The former "Zipper" ride in Coney Island is the subject of a new documentary. Paul Martinka
By RICH CALDER
November 15, 2012
It’s been five years since the spinning, soaring “Zipper” ride in Coney Island was taken apart and shipped overseas after being a casualty of a game of chicken between the city and a developer over the seaside amusement district's future.
But now the once-popular ride is back for all Coney Island lovers to see – at least on the Big Screen. It’s the focus of a well-done, new documentary by director Amy Nicholson.
The 77-minute film “Zipper,” which premiered Saturday to a sold-out audience at SVA Theater in Manhattan, uses the popular carnival ride and its longtime operator Eddie Miranda as a backdrop to a much bigger story going on at the time: the battle between the Bloomberg administration and developer Joe Sitt over how the amusement district should be revived.
For those who don’t recall, Sitt and the mayor had conflicting visions for Coney Island. Sitt owned most of the prime boardwalk real estate, but he couldn’t go forward with his plan to bring a Vegas-glitz entertainment complex there without city blessing.

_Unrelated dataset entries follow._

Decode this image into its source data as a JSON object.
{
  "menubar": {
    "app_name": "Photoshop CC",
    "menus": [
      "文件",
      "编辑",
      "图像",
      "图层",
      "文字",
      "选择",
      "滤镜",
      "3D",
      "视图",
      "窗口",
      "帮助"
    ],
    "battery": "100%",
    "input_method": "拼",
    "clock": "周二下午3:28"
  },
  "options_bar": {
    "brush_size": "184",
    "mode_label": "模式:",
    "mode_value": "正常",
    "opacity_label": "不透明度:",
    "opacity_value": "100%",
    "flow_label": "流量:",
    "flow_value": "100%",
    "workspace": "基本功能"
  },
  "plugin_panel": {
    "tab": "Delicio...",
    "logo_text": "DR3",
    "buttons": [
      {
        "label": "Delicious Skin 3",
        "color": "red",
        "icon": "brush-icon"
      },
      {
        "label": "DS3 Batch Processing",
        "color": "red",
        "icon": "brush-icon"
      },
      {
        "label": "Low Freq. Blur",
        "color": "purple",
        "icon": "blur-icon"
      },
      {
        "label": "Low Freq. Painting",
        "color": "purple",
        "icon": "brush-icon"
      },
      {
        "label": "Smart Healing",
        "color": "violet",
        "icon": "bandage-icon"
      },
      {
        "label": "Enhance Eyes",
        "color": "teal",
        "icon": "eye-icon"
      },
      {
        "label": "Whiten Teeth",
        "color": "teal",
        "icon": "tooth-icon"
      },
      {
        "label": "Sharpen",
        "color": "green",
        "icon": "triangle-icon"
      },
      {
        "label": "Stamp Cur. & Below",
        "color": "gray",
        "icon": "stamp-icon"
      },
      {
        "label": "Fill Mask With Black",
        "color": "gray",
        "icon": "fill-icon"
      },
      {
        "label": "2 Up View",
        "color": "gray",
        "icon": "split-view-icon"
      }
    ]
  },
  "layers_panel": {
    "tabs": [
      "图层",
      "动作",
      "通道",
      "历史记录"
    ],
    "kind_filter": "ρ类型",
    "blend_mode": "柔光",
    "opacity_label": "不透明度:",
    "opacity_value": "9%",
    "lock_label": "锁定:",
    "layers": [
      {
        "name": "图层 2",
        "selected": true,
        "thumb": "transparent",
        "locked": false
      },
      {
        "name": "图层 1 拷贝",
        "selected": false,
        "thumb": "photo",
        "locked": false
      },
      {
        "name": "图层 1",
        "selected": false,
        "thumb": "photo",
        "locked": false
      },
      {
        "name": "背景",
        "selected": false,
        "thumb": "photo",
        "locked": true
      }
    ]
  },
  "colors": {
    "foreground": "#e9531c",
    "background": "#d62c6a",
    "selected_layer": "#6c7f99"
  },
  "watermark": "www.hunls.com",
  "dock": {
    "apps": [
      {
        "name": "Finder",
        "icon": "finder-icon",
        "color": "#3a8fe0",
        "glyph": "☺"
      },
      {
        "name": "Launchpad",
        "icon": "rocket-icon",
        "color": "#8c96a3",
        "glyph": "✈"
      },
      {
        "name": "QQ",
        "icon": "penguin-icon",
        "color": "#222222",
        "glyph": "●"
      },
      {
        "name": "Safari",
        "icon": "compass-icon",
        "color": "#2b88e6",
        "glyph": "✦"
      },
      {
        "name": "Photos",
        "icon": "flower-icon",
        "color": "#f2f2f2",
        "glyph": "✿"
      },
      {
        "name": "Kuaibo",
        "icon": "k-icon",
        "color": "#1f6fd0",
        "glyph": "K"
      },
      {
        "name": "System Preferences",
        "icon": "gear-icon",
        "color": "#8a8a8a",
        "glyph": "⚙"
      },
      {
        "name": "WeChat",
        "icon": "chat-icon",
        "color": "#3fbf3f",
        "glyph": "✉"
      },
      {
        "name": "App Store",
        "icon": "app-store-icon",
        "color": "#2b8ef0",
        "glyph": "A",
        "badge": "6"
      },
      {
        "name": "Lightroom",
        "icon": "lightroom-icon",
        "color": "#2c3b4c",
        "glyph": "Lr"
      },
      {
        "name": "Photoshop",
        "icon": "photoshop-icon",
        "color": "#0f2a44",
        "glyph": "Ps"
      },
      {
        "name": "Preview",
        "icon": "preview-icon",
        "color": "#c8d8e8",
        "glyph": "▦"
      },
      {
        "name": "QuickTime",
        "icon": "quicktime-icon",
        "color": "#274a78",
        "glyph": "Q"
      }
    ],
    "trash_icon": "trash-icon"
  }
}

Meanwhile, Zipper and other popular seaside attractions became casualties of war after Sitt opted not to renew various leases. That move, many insiders say, was done to help pressure the city into dealing with Sitt to prevent the beachfront from resembling a ghost town.
The movie is the latest documentary to look at this epic seaside fight, following the lead of director JL Aronson’s ambitious 2010 documentary, “Last Summer at Coney Island.”
While both tell similar stories, Aronson’s film uses the closing of fabled Astroland Park in 2008 as its backdrop story.
Both films are worthy watches in their own right.